Canada’s bitumen production is the ultimate example of the blackening of the barrel in the petroleum world. For more than two decades there has been a shift in global production from light, sweet, high-quality oils to heavy, sour, poor-quality crude. This “blackening of the barrel” has been problematic for many refiners, since black barrels bring with them environmental drawbacks, require capital-intensive equipment, and refine into lower-value barrels of fuel and other products.
Upgrader Option: As resource owner, the government of Alberta receives its royalty share from bitumen and heavy oil production in kind – that is, it receives oil, which it then needs to turn around and sell. Most producers that upgrade their oil sands in Alberta into lighter crude or petroleum products pay royalties based on the bitumen price.
Therefore, any discount for Alberta oil sands bitumen results in decreased royalties and decreased Government of Alberta revenue, whether the crude is upgraded in Alberta or elsewhere. “Assume that bitumen royalties are 10 per cent” this year, says Paget, and that the oil sands produce 1.3 million barrels per day.” This would mean the province receives 130,000 barrels of bitumen each day in royalties – a volume forecast to grow into the foreseeable future.
“Why wouldn’t Alberta guarantee that amount as feedstock for a private-sector upgrader?” Paget asks. “If the government believes in upgrading in Alberta, then taking the oil which it in fact owns and dedicating it to Alberta upgrading is a good way to do it. It’s a good way to make policy without investing much money directly. A hundred and thirty thousand royalty barrels per day is easily enough to support one or two stand-alone upgraders.”
Paget weighs the possibilities. “The government of Alberta is faced with a dilemma. Investment is lost (whenever raw) bitumen is exported. How much investment might be lost if bitumen exports from the province increase by 500,000 barrels per day?
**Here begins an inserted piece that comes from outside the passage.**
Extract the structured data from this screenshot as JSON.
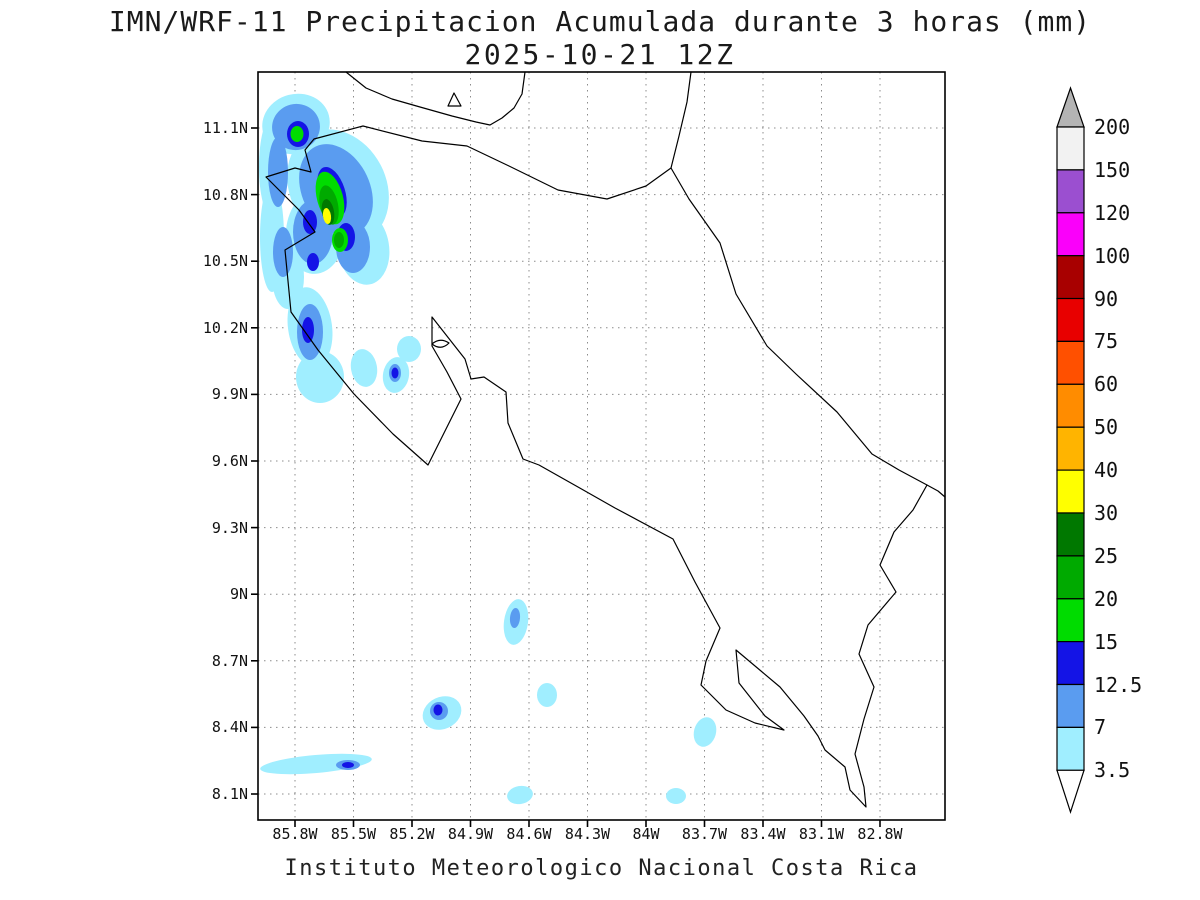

With current pipeline constraints and artificially high differentials, royalty revenue is already being lost.”
The new pipelines under construction don’t present an obstacle to this proposal, since most of the oil pipelines from the province can ship both bitumen and other crudes, including synthetic oil. Indeed, this idea seems to be one that will benefit the province in many ways. Provincial royalties would increase, and so would producer profits.